Okay, original text:
...some text is here on and on, yada yada, still going on
Page 149
YADA YADAW - IT'S YADA YADA TIME, BABY
and now we're going to the next page.
Yada yada, on and on...
- Capture Page with number with:
([pP]age\s[0-9]{1,4})
(assuming we can have page with a small p as well, but it can be removed from the brackets)
Replace with: \n**$1**\n
(here the last \n
can be removed if needed)
Result:
...some text is here on and on, yada yada, still going on
**Page 149**
YADA YADAW - IT'S YADA YADA TIME, BABY
and now we're going to the next page.
Yada yada, on and on, until the break of dawn...
There have been some tutorials (I find one of them now here) put up here on the forum in the past how to handle text pasted into txt/md files and how to remove line breaks and trailing spaces, and there the Apply Patterns plugin is mentioned. But you can manipulate text outside of Obsidian with a regex-capable text editor of your choice (be it Notepad++, Sublime Text, VS Code, etc.).

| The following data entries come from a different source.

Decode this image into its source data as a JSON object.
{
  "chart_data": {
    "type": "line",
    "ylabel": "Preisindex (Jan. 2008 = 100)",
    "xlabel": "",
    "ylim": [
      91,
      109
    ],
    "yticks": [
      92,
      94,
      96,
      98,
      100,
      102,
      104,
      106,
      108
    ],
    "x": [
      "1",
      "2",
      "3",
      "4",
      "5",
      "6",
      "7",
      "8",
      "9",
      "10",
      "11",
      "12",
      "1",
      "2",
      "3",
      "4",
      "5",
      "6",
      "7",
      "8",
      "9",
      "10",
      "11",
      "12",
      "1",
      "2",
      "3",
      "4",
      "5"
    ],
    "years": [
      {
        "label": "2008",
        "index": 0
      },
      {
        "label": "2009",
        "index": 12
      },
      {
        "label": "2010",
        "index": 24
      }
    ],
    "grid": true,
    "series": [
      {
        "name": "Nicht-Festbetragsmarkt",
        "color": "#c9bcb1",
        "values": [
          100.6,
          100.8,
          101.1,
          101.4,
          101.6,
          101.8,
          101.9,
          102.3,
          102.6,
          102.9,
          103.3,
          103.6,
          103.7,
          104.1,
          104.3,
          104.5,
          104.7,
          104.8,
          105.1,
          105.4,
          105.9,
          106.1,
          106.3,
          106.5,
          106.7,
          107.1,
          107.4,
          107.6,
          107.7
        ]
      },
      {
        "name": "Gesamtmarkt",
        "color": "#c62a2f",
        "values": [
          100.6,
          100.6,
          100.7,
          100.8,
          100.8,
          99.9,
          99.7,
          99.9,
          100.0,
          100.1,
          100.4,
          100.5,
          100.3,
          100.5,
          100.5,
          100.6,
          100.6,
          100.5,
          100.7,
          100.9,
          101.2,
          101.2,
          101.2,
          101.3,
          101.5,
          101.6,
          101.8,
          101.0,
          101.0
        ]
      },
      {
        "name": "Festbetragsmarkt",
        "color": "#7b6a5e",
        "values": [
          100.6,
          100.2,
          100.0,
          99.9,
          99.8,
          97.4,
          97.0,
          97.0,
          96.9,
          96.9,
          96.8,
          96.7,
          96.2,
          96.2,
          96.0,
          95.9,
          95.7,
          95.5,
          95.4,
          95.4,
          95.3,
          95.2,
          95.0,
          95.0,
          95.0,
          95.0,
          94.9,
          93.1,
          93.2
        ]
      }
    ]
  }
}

If you condense your texts with the method mentioned in the post, then you’d need to use for replacement \n\n**$1**\n\n
as the final step.
Explanation of regular expression:
[pP]
- chararcter class within square brackets means we allow only small and large p’s here
\s
- whitespace character
[0-9]{1,4}
- numbers from 0-9999
\n
- new line character
$1
- backreference for what we’ve put in round brackets: the whole of ([pP]age\s[0-9]{1,4})
If there are no Page
string in your texts, it’s tricky and well nigh impossible, as we cannot differentiate between any numbers relating to counting, dates (e.g. 234 years ago, 50 cows, etc.). Then some robot can be prompted to clean up text based on language model data. E.g. Copilot plugin can be used with free Google Gemini.